Minister for Finance Paschal Donohoe confirmed that a new agreement between Revenue and the Maltese tax authorities will close the loophole. Photograph: Nick Bradshaw

 

Revenue is closing a loophole that allows US multinationals to avoid tax by channelling cash through Malta.

Using a structure dubbed the “single malt”, some US multinationals have been using Irish-registered, Malta-resident, companies to cut tax liabilities in countries where they sell their goods and services.

Minister for Finance Paschal Donohoe confirmed on Tuesday that a new agreement between Revenue and the Maltese tax authorities will close the loophole.

Tax

The two jurisdictions have agreed that the Irish-registered, Malta-resident company will have to pay corporation tax in the Republic on the income involved.

Mr Donohoe said he was confident that US tax reforms introduced at the end of last year would have substantially cut the single malt’s benefits. Nevertheless, he asked his officials to see if further action was needed.

“I am pleased that this agreement has been reached which should eliminate any remaining concerns about such structures,” the Minister said. “This is another sign of Ireland’s commitment to tackling aggressive tax planning, as set out in Ireland’s Corporation Tax Roadmap.”

Under the single malt, US multinationals place intellectual property, such as patents and copyright, in an Irish-registered company that is resident in Malta, which means that it pays tax in that jurisdiction.

The multinational then channels payment for sales outside the US through a second Irish-registered company that is resident here.

The second Irish company then pays large sums to the Maltese-resident firm for a licence – the right to use the first entity’s intellectual property – substantially cutting the tax it has to pay in the Republic.

Deal

The new deal between Revenue and Malta, called a competent authority agreement, holds that the first company is tax resident in the Republic and so will have to pay tax on the income it receives for licensing its intellectual property.
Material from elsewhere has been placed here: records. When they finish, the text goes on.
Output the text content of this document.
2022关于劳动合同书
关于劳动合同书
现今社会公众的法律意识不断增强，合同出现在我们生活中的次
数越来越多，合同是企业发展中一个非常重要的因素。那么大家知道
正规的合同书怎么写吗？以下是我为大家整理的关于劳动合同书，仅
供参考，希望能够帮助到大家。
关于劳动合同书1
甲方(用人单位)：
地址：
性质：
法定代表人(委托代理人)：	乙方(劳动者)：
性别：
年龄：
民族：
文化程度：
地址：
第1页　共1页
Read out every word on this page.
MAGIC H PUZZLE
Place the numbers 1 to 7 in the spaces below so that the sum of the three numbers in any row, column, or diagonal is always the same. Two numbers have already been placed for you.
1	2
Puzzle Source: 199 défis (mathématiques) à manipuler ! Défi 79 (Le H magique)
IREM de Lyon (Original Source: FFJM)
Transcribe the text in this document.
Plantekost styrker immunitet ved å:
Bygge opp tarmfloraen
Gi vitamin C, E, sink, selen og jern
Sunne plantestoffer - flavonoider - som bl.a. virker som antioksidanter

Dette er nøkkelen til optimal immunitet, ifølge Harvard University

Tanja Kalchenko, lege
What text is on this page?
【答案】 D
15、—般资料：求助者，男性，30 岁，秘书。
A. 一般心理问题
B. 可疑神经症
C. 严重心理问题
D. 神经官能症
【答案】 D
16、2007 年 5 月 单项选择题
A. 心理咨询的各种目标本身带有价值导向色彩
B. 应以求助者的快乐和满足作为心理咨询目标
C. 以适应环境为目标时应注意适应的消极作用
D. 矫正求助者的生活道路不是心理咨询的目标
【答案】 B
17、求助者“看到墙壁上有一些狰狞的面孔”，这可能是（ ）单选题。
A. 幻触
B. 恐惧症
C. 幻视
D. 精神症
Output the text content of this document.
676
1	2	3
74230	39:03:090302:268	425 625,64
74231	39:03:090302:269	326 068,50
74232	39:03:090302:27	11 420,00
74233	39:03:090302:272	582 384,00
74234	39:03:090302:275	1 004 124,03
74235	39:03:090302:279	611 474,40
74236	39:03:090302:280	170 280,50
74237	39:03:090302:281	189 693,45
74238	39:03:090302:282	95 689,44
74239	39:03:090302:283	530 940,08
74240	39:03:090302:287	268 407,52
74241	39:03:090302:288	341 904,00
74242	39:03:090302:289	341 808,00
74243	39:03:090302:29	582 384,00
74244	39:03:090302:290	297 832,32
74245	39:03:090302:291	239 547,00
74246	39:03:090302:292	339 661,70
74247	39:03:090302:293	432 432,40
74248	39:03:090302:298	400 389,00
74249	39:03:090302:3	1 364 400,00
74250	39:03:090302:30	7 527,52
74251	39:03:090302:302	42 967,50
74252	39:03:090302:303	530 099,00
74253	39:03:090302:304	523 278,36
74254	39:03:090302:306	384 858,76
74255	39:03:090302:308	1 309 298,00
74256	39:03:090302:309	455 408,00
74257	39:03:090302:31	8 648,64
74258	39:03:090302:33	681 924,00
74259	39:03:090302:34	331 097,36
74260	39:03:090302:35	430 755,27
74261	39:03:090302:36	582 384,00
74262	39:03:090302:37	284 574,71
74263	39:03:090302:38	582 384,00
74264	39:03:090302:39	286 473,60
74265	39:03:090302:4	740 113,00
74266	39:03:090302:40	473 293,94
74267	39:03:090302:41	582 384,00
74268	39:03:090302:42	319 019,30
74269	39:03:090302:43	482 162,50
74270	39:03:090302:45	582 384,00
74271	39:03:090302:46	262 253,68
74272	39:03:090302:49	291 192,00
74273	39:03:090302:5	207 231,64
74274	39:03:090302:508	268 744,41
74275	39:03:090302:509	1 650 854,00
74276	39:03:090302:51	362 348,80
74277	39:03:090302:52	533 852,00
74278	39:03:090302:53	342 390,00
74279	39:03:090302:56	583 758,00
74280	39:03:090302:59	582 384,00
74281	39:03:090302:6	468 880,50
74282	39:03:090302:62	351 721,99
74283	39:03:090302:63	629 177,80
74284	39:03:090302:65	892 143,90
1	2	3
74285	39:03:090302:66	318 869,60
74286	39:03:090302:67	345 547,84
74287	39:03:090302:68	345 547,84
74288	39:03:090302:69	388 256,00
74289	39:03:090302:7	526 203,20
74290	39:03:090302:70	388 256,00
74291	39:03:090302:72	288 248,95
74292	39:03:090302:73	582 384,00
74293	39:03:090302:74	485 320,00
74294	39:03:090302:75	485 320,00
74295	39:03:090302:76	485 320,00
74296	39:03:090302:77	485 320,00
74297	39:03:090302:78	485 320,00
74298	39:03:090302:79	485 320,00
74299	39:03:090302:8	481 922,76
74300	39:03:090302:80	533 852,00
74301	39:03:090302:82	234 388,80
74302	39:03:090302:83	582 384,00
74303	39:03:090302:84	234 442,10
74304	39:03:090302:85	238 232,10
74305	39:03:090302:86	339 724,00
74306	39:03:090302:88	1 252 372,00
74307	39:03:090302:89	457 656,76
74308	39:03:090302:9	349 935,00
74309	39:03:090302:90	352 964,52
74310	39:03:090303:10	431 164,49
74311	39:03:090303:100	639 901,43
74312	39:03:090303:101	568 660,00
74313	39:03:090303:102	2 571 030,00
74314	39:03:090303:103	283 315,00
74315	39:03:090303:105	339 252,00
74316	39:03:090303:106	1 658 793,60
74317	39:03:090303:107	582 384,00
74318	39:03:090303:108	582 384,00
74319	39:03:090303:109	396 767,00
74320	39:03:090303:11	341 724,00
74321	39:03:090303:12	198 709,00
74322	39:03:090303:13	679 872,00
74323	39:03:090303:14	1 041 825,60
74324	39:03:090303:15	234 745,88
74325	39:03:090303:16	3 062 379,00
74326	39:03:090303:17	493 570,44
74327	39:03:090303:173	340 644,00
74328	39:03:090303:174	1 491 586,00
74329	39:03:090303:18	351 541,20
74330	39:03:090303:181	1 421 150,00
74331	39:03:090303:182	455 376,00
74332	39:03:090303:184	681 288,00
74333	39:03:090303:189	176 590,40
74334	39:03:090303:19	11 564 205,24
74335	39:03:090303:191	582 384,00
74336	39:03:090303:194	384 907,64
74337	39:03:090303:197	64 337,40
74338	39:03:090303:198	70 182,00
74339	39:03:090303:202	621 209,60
The agreement will take effect as soon as an Organisation for Economic Co-operation and Development (OECD) convention, designed to limit tax avoidance by multinationals, applies to both the Republic and Malta.

The Republic is taking the last steps to ratify this treaty, called the Base Erosion and Profit Shifting Multilateral Convention, in this year’s Finance Bill.

The Government intends to give the final documents relating to the convention to the OECD in early January. Malta has already ratified the convention.

Advocacy group Christian Aid, which first identified the single malt structure in a 2017 report, welcomed the move to close down the loophole.

“This will have benefits not just for the Irish exchequer, but for countries around the world,” head of advocacy and policy Sorley McCaughey said.

“Now that they clearly recognise the problem, we urge the Government to stop replacement structures being put in place.”

Mr Donohoe’s statement noted that the Republic remained committed to implementing international tax reforms that addressed mismatches between jurisdictions.